Spring dates: March 30-May 2
The Beavers are set at two linebacker spots with the returns of Keaton Kristick, who had 82 tackles last season, and Keith Pankey. They figure to be joined by sophomore David Pa'aluhi in the middle. Pa'aluhi recorded 19 tackles and 2.5 sacks in a backup role in '08. The offensive line looks solid, too, with three returning starters. Junior guard Ryan Pohl and junior tackle Timi Oshinowo appear to have the inside track to the vacant starting jobs this spring.
Help is needed
Matching last season's No. 22 ranking in pass defense is extremely unlikely unless a few unproven players distinguish themselves this spring. The Beavers lost all four starters in the secondary and three of them were four-year starters. The one that wasn't – Greg Laybourn – led the Beavers in tackles last season. Tim Clark played a lot in '08 and figures to start at cornerback, but the other three spots appear up for grabs. Three new starters are needed on the defensive line, including both end spots. And Oregon State also is looking for two new starting wide receivers this spring.
Keep an eye on
DE Matt LaGrone: Defensive ends Victor Butler and Slade Norris combined for 22 sacks last season, but both completed their eligibility. That means there is ample opportunity for LaGrone, a junior who sat out last season after transferring from Nevada, where he played basketball. He's 6 feet 6 and 240 pounds, and he has great athletic ability.
LB David Pa'aluhi: Efficient, reliable linebackers are valuable, but an intense, fierce presence in the middle also is needed. Pa'aluhi, a sophomore, can provide that. He's a high-energy, aggressive hitter with a mean streak.
CB Brandon Hardin: He made significant contributions on special teams in '08 and is expected to take on a larger role in '09. Hardin, a sophomore, has good size (6-2/206) and speed, and he figures to contend for a starting job at cornerback. At the least, he should be a big part of the nickel package.
His time is now
Clark and Patrick Henderson are seniors who have spent their entire careers as backup cornerbacks. Both need to prove they're capable of starting this spring, or accept being bypassed by younger players on the depth chart.

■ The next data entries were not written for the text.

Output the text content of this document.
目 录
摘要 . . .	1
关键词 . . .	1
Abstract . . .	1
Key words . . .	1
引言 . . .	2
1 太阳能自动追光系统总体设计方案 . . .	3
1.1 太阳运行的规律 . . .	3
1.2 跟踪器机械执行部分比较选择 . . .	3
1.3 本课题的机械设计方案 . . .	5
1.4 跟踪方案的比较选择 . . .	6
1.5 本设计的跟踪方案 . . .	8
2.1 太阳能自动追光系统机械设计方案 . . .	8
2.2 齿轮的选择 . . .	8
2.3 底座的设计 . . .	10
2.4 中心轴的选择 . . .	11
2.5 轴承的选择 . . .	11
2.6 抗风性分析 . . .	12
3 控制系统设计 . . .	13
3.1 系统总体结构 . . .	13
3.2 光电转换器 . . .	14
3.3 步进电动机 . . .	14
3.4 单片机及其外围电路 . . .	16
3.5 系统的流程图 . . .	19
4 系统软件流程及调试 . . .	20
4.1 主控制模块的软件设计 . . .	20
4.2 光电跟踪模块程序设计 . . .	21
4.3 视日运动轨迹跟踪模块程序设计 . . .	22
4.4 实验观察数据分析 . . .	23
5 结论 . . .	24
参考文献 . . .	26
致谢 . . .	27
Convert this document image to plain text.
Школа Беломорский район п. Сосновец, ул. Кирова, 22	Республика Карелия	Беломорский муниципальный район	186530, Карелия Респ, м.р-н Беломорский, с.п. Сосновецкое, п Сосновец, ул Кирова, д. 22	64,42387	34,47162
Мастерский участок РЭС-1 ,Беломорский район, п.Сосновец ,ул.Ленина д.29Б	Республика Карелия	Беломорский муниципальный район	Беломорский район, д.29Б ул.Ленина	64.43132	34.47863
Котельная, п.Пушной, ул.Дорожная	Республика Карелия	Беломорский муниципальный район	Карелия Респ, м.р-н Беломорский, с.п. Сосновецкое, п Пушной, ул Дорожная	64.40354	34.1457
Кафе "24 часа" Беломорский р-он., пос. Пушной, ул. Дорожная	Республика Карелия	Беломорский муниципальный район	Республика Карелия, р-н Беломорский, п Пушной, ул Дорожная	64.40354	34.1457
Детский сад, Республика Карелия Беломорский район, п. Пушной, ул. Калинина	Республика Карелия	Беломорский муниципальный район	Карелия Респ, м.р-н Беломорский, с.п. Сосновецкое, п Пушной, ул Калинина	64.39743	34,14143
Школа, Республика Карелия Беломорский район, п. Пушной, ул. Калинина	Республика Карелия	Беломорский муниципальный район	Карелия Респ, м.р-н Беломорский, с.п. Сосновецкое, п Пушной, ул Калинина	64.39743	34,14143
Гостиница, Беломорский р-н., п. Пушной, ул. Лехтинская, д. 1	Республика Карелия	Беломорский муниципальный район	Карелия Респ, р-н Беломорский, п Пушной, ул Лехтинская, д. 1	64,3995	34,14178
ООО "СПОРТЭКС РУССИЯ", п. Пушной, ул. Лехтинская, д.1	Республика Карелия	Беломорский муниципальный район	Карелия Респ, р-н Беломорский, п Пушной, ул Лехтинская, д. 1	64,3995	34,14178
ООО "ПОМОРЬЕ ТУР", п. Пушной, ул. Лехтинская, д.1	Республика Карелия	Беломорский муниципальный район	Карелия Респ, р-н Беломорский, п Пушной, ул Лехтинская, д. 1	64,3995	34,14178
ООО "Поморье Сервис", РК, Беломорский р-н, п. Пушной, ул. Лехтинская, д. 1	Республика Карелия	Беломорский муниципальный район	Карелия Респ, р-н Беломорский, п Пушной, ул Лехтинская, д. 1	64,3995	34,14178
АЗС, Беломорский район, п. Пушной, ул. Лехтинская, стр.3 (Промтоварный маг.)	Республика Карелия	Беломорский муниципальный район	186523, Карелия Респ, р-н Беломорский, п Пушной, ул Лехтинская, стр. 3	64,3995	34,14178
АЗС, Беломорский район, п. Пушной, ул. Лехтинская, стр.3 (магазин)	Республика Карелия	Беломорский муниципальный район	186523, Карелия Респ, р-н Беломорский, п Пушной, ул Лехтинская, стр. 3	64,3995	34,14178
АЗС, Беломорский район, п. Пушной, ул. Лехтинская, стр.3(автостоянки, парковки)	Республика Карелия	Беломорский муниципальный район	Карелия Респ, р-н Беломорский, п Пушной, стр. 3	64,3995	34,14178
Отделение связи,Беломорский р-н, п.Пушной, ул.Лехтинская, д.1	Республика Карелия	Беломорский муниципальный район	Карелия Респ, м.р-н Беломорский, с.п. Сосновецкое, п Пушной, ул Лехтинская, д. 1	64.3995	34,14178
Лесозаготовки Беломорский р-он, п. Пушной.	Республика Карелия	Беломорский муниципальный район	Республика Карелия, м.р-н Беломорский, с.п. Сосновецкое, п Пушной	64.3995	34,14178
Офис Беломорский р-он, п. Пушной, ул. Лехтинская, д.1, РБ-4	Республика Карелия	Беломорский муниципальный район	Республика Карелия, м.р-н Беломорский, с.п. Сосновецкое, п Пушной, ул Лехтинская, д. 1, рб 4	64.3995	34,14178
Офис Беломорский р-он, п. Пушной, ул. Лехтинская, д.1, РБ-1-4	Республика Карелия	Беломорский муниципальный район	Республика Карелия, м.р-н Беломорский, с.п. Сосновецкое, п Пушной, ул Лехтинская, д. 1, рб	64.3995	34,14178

Who will shoulder the load at quarterback for the Beavers? It depends on whose shoulder is sturdy enough. Starter Lyle Moevao will miss spring practice after shoulder surgery. Coincidentally, Moevao took over the starting job when Sean Canfield suffered a shoulder injury in 2007. They've been competing for the job since. Canfield can enhance his chances to regain the starting job with an impressive spring. But he'll still have to compete with redshirt freshman Ryan Katz and transfer Peter Lalich, who played at Virginia early last season but transferred before Oregon State started classes and thus is eligible this fall.